Maybe you’re thrilled to have your adult child living at home again, or perhaps you’re, ahem, secretly horrified. The emotion you feel shouldn’t get in the way of taking care of business. And that business is RULES.
Lay Down the Rules
While it may seem off-putting to lay down rules for a grown child, you absolutely need to do it to protect your sanity, your emotional well-being and your nest egg. It’s a privilege for your child to get to move back home, and it shouldn’t necessarily be a super comfortable experience. After all, you do want your child to leave again, right?
Seven Steps to Prepare Yourself for Your Adult Child at Home
You’re not a bad parent. You’re a responsible parent who doesn’t want a your grown adult child living with you indefinitely. Even if your child appears to be the most responsible person on the planet, it’s easy to slip into a pattern of laziness when mom or dad takes care of everything. With that in mind, here are some things to do when your adult child moves home again:
- Create a written agreement, or even a lease, that everyone signs. This agreement should clearly spell out your expectations (no parties, no smoking, no pets, no dirty room, no overnight guests, etc.). Most importantly, your temporary boarder should understand that if he or she doesn’t like the rules, it’s time to move out.
- Set a departure deadline. Consider it a motivating kick in the, you know….
- Demand help. If your kiddo is living at home again, said kiddo should help out. Assign jobs, such as lawn mowing, cooking or cleaning.
- Send a bill. Unless your child is absolutely financially broken, ask for help with the grocery bill. Food costs are rising, and you shouldn’t have to spend your funds supporting an adult with some means.
- Don’t allow loafing. Relaxation is one thing, but if your unemployed adult child expects to sit around the house day after day, don’t put up with it. Even in the absence of a dream job, there’s never nothing to do! Suggest volunteer work.

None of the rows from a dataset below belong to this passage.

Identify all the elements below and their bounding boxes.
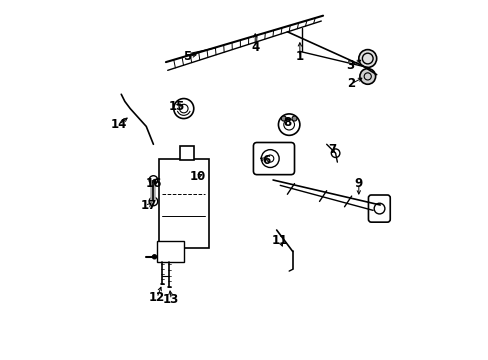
FancyBboxPatch shape [180,146,194,160]
Text: 9: 9 [354,177,362,190]
Text: 13: 13 [163,293,179,306]
Text: 3: 3 [345,59,353,72]
FancyBboxPatch shape [367,195,389,222]
Text: 7: 7 [327,143,335,156]
Circle shape [281,116,285,121]
Text: 8: 8 [283,116,291,129]
Text: 11: 11 [271,234,288,247]
Circle shape [358,50,376,67]
Text: 5: 5 [183,50,191,63]
Text: 1: 1 [295,50,304,63]
Text: 2: 2 [347,77,355,90]
Text: 17: 17 [141,198,157,212]
Circle shape [359,68,375,84]
Text: 4: 4 [250,41,259,54]
Text: 15: 15 [168,100,184,113]
Text: 10: 10 [189,170,206,183]
FancyBboxPatch shape [159,158,208,248]
FancyBboxPatch shape [253,143,294,175]
Text: 14: 14 [110,118,127,131]
Circle shape [291,116,296,121]
FancyBboxPatch shape [157,241,183,262]
Text: 12: 12 [148,291,165,305]
Text: 16: 16 [145,177,162,190]
Circle shape [152,255,156,259]
Text: 6: 6 [261,154,269,167]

- Don’t loan money. The more cash you lend, the less the incentive to turn things around. Remember, your child is likely living at home because there’s no other option. Loaning money could turn you into an enabler and prolong the stay.
- Discuss expectations. Will your child join you for family dinners? Who will do the cooking? Is there a community laundry pile, or do you expect to keep things separate? Is there a quiet time?
Some of the suggestions above may sound harsh, but you deserve your peace, your hard-earned cash and your home to yourself again one day! Stay strong.